A special character is sometimes part of a literal string, such as a period at the end of a sentence. If you want to include a character in a literal string that can also be a special character, you need to escape the character, which mean you insert a backslash ( \ ) in front of the special character. For example, look at the following two regex:
^.$
^\.$
The first pattern matches a line that has one character on it—any
character. The second expression matches a line that has one dot
on it. The \ in front of the dot makes it into a literal dot, rather
than a special character that represents any one character.
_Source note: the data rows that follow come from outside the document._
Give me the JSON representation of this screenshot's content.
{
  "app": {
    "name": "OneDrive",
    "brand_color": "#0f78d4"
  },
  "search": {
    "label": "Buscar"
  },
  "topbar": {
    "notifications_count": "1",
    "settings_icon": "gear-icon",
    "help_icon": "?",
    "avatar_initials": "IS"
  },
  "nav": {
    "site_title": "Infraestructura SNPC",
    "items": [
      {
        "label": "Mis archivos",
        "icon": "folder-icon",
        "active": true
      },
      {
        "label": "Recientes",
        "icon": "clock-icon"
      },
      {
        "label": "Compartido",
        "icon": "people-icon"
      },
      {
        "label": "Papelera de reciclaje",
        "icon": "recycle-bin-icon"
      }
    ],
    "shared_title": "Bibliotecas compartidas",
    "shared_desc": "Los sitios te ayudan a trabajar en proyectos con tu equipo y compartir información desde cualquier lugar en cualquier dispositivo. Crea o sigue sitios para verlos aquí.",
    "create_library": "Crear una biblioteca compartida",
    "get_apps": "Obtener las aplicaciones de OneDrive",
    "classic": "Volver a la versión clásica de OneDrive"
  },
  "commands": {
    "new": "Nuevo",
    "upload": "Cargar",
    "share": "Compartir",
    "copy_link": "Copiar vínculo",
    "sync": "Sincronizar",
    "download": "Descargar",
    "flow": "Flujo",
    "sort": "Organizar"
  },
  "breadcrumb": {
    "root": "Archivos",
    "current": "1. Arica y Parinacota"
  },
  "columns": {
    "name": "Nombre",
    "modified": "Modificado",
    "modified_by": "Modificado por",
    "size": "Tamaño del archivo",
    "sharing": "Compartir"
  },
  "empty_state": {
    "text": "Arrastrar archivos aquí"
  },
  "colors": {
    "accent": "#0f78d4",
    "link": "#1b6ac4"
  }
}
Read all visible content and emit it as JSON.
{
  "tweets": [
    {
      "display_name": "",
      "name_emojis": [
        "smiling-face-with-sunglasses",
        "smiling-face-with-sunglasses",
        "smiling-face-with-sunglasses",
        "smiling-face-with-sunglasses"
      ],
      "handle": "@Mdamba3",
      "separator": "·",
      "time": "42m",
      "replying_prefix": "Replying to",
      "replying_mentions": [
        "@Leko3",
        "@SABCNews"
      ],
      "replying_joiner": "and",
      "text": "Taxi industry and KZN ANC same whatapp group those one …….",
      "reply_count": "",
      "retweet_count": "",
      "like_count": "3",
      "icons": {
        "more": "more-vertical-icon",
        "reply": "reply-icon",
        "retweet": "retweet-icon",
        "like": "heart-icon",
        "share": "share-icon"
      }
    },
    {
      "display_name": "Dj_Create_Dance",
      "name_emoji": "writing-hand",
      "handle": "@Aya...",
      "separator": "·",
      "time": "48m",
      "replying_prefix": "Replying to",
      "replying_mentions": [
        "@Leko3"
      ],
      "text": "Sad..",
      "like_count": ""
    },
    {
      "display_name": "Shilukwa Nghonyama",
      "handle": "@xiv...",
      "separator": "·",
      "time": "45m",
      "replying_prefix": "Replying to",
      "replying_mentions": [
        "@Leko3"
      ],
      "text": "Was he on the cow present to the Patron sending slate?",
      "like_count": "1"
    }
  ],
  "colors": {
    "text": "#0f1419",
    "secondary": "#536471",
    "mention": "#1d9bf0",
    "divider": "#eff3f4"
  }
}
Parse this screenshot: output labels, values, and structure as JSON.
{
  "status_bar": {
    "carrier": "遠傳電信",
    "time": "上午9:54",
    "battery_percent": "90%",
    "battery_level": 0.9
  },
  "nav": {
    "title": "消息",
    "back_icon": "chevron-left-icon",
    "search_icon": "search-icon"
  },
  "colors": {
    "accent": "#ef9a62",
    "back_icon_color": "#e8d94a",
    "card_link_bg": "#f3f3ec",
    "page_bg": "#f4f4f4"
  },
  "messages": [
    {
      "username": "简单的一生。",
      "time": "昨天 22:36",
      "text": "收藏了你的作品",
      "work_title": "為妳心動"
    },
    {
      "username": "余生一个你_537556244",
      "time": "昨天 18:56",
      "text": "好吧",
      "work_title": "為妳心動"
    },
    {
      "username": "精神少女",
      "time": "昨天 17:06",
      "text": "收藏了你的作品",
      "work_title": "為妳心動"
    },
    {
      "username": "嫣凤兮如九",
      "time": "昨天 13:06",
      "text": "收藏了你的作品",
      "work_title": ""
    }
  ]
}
If you
need to include a \ as a literal character, you would include \\
in the regex.
The following are some examples of regular expressions:
* Matches any word of normal text
[A-Za-z][a-z-]*
The above expression includes a space at the end, after the *, to indicate the end of the word.
* Matches phone numbers
^\([0-9]{3}\) [0-9]{3}-[0-9]{4}$
^[0-9)( -]{7,20}$
The first expression matches phone numbers of the format (nnn) nnn-nnnn. Notice that the parentheses are escaped. The second expression is a more flexible expression that matches phone numbers in various formats. The string can contain numbers, parentheses, spaces, and dots. The string must be at least 7 characters long but not more than 20 characters long.